Molly Cadle-Davidson first started with ABM as a consultant in 2013, but it wasn’t long before she was working full time as assistant chief scientific officer in January 2014. Now as chief science officer, she works to enhance ABM genomics strategies and to foster next-generation product development. Cadle-Davidson is an expert in the field of genetics and is well versed in the application of genomics and next-generation sequencing techniques for trait-based research and development. Prior to joining ABM, she was involved in government work with SRC, Inc. and aided other government-funded programs with the Departments of Homeland Security, State, Defense and Justice. While at SRC, Inc., her work resulted in one trade secret, two patents pending and one patent application currently being prepared for the company. Cadle-Davidson holds a Bachelor of Science in genetics from the University of California, as well as a Master of Science in plant pathology from Washington State University and a doctorate in plant breeding and genetics from Cornell University.

There are three primary effects that biologicals have on plants: communication between the plant and the microbe, changes in plant gene expression and physiological changes.

One thing we’ve learned is that different microbial organisms communicate differently. For example, there’s a plant root growing through the soil: When it needs nitrogen, it releases a chemical signal into the soil, and if Bradyrhizobium is present, it will migrate to the plant. Once in the rhizosphere, the Bradyrhizobium releases a signal, causing the plant to curl a root hair around the Bradyrhizobium. This is the beginning of the nodulation process to make nitrogen.

This is just one of many communication mechanisms between plants and microbials. In the case of Trichoderma, it emits signals to plant roots, which then trigger changes in gene expression in the plant. The gene expression relies on signaling cascades, meaning one change has a compound effect, triggering other key systems in the plant.

An example of how a plant might respond at the molecular level is changing its biochemical pathways. As the Trichoderma colonizes the roots, it sends a signal to the plant, telling it to upregulate whole biochemical pathways. One such pathway is the Reactive Oxygen Cycling pathway, which is what plants use to purge free radicals, or toxins, from their cells.
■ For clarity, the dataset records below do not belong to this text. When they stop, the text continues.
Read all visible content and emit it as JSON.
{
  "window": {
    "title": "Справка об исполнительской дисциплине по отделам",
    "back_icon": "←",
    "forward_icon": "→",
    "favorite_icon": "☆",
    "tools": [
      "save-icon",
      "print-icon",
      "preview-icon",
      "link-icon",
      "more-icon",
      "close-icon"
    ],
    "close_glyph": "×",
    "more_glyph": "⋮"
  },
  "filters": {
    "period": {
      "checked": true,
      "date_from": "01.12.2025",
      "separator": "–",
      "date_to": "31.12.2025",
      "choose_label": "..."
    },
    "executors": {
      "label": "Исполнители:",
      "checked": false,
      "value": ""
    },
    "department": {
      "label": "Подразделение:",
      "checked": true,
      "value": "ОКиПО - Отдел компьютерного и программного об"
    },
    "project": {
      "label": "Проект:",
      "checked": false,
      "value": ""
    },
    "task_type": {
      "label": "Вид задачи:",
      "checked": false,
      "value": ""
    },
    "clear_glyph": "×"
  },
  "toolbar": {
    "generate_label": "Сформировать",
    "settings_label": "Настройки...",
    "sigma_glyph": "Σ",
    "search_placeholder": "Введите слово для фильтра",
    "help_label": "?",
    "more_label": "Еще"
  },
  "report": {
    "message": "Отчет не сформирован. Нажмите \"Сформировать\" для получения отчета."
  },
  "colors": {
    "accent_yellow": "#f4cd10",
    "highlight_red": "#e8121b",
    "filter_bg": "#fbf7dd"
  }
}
If the plant can’t eliminate the toxins, DNA and protein can become damaged leading to decreased photosynthesis and yield.

Reactive oxygen species also cause damage in human systems; however, we can take vitamins and consume high antioxidant foods, such as dark chocolate and red wine, to rid us of these toxins. The difference is that plants can’t take vitamins and instead use their own biochemistry to convert these free radicals to a harmless state.
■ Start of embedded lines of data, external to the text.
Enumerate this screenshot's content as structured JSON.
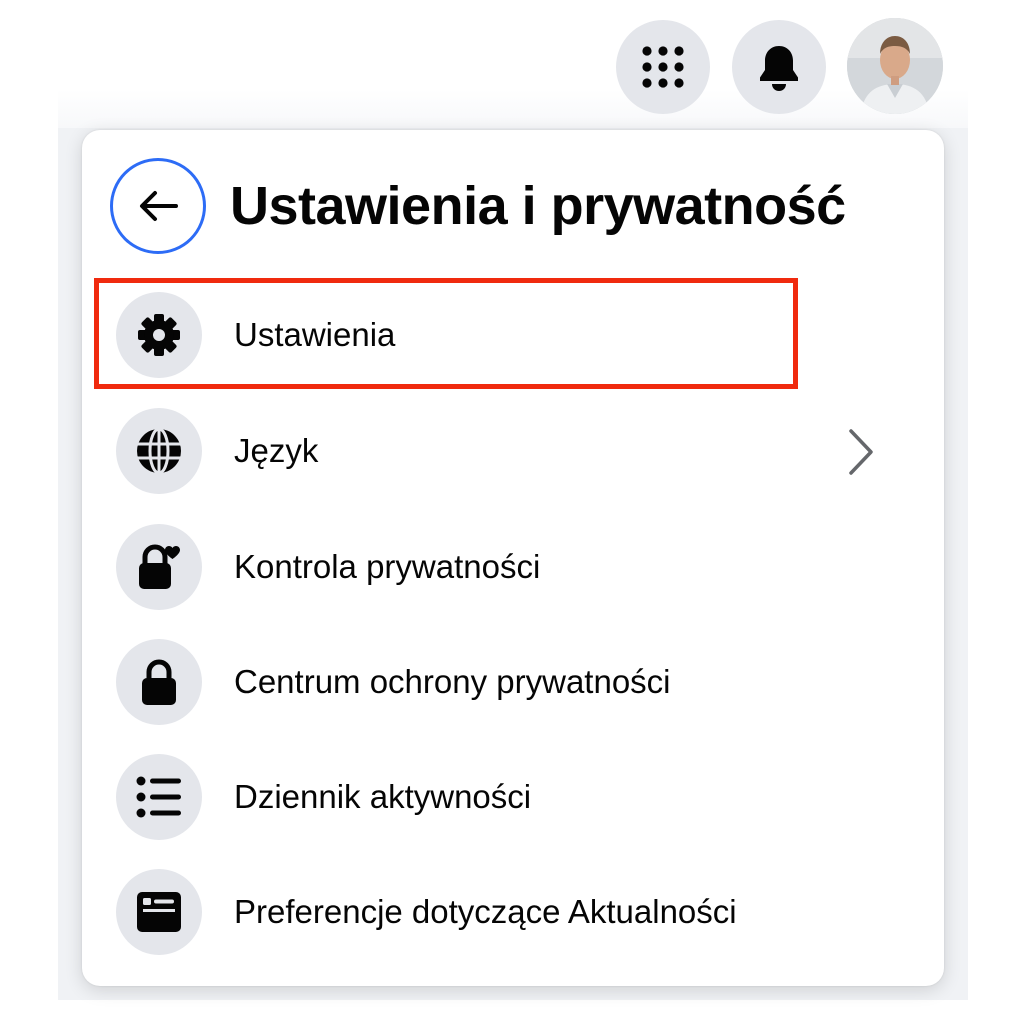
{
  "topbar": {
    "menu_icon": "grid-menu-icon",
    "notifications_icon": "bell-icon",
    "avatar": "profile-avatar"
  },
  "panel": {
    "title": "Ustawienia i prywatność",
    "back_icon": "arrow-left-icon",
    "items": [
      {
        "label": "Ustawienia",
        "icon": "gear-icon",
        "highlighted": true
      },
      {
        "label": "Język",
        "icon": "globe-icon",
        "has_chevron": true
      },
      {
        "label": "Kontrola prywatności",
        "icon": "lock-heart-icon"
      },
      {
        "label": "Centrum ochrony prywatności",
        "icon": "lock-icon"
      },
      {
        "label": "Dziennik aktywności",
        "icon": "list-icon"
      },
      {
        "label": "Preferencje dotyczące Aktualności",
        "icon": "feed-icon"
      }
    ]
  },
  "colors": {
    "focus_ring": "#2d6cf6",
    "highlight_border": "#f02a0e",
    "icon_bg": "#e4e6eb",
    "text": "#050505"
  }
}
By upregulating the biochemical pathway, as in the example above, the plant cells are better able to mitigate stress, such has drought, high heat, disease and so on, thus enabling the plant to perform at its highest potential even in the presence of stress. While the effect of biologicals on plant performance appears simple, the colonization, signaling, and plant responses suggest a synergy that is elegant in its complexity.